PwC has predicted that insurance losses in the wake of Storm Christoph will be less than Storm Ciara, but could still reach a total of between £80m and £120m.
The storm, which hit the UK this week, has brought widespread flooding across England and Wales, and led to people being evacuated from a “large number” of homes in South Wales, according to the BBC.
About 2,000 homes in the Didsbury and Northenden areas of Manchester, Ruthin and Bangor-on-Dee, North Wales, and Maghull, Merseyside, were also affected in the last few days, according to reports.
Commenting on the predicted insurance losses, Mohammad Khan, general insurance leader at PwC UK, said: “It is still very early to say what the impact on the general insurance industry will be but based on the current weather, PwC estimates that the losses from Storm Christoph will be between £80m – £120m.
“This is clearly dependent on what future rainfall occurs but currently would be less than the losses that occurred from Storm Ciara last year.”
He added: “Due to the existence of Flood Re, homeowners who have seen their properties flooded will not necessarily see an increase in the flood element of their premiums on renewal, following the recent storms and current weather.
“Flood Re charges a fixed premium for the flood element of home insurance for properties built in 2009 and prior.”
The insurer said that with Storm Christoph “battering” the UK, there is a risk of a “double disaster” for communities affected by flooding alongside the ongoing pandemic.
Under the initiative, existing policyholders who are forced to make a claim will be entitled to five counselling sessions with a qualified mental health expert.

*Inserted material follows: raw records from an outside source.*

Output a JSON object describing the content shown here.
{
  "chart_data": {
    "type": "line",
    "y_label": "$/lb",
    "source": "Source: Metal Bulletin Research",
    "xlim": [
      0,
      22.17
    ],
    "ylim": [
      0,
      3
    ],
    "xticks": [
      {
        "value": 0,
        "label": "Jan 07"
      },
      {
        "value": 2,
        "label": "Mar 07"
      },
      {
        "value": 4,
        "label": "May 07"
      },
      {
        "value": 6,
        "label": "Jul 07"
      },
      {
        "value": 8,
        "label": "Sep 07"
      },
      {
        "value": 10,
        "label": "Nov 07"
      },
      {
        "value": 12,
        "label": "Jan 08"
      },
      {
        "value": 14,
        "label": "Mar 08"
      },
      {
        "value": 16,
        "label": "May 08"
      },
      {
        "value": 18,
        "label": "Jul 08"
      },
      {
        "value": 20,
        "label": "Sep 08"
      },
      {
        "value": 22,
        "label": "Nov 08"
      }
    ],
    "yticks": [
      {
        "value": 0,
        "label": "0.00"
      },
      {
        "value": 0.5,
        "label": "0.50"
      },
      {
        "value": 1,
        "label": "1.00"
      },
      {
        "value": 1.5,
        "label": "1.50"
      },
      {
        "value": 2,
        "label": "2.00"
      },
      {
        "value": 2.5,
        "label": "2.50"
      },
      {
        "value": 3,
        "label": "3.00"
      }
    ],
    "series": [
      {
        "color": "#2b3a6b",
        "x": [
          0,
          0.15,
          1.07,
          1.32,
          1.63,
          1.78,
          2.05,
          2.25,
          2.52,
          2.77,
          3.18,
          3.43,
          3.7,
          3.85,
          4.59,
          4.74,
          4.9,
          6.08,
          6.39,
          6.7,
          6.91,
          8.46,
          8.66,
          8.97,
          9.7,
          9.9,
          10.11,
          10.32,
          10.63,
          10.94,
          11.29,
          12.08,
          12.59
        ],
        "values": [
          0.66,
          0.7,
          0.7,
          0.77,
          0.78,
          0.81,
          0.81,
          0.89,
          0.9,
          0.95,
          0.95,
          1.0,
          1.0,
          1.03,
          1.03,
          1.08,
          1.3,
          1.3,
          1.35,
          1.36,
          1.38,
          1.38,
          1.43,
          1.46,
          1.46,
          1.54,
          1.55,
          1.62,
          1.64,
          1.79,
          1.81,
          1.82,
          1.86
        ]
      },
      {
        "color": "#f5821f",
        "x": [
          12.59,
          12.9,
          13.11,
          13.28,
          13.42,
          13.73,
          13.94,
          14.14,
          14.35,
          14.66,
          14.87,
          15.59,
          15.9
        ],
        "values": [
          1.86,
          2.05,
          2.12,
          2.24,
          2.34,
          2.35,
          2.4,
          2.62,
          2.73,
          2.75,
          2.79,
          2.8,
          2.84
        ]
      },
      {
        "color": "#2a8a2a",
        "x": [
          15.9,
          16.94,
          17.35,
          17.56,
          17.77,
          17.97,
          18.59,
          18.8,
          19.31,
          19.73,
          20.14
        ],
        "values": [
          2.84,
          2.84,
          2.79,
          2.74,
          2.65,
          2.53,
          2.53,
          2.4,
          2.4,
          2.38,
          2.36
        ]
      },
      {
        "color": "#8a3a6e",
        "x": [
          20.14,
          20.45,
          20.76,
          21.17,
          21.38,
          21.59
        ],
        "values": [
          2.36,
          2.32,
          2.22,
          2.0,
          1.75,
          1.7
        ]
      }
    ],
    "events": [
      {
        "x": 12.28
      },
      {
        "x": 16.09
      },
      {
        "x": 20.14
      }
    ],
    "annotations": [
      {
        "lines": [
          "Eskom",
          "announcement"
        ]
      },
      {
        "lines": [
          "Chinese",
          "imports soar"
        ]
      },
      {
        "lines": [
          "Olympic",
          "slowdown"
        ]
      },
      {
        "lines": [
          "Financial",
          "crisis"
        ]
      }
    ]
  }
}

The benefit extends to their immediate families over the age of 18.
David Nichols, Zurich UK’s chief claims officer, said: “The physical impact of extreme weather is impossible to ignore. But there is reason to be concerned about another, ‘hidden’ consequence of the UK’s increasingly destructive weather – the harm it is doing to people’s mental health.
“For some victims, the psychological toll of flooding is just as devastating as the disaster itself – with the effects lasting long after the waters recede. With five million people in England at risk of flooding, and climate change intensifying the frequency and severity of extreme weather, a mental health crisis is looming.”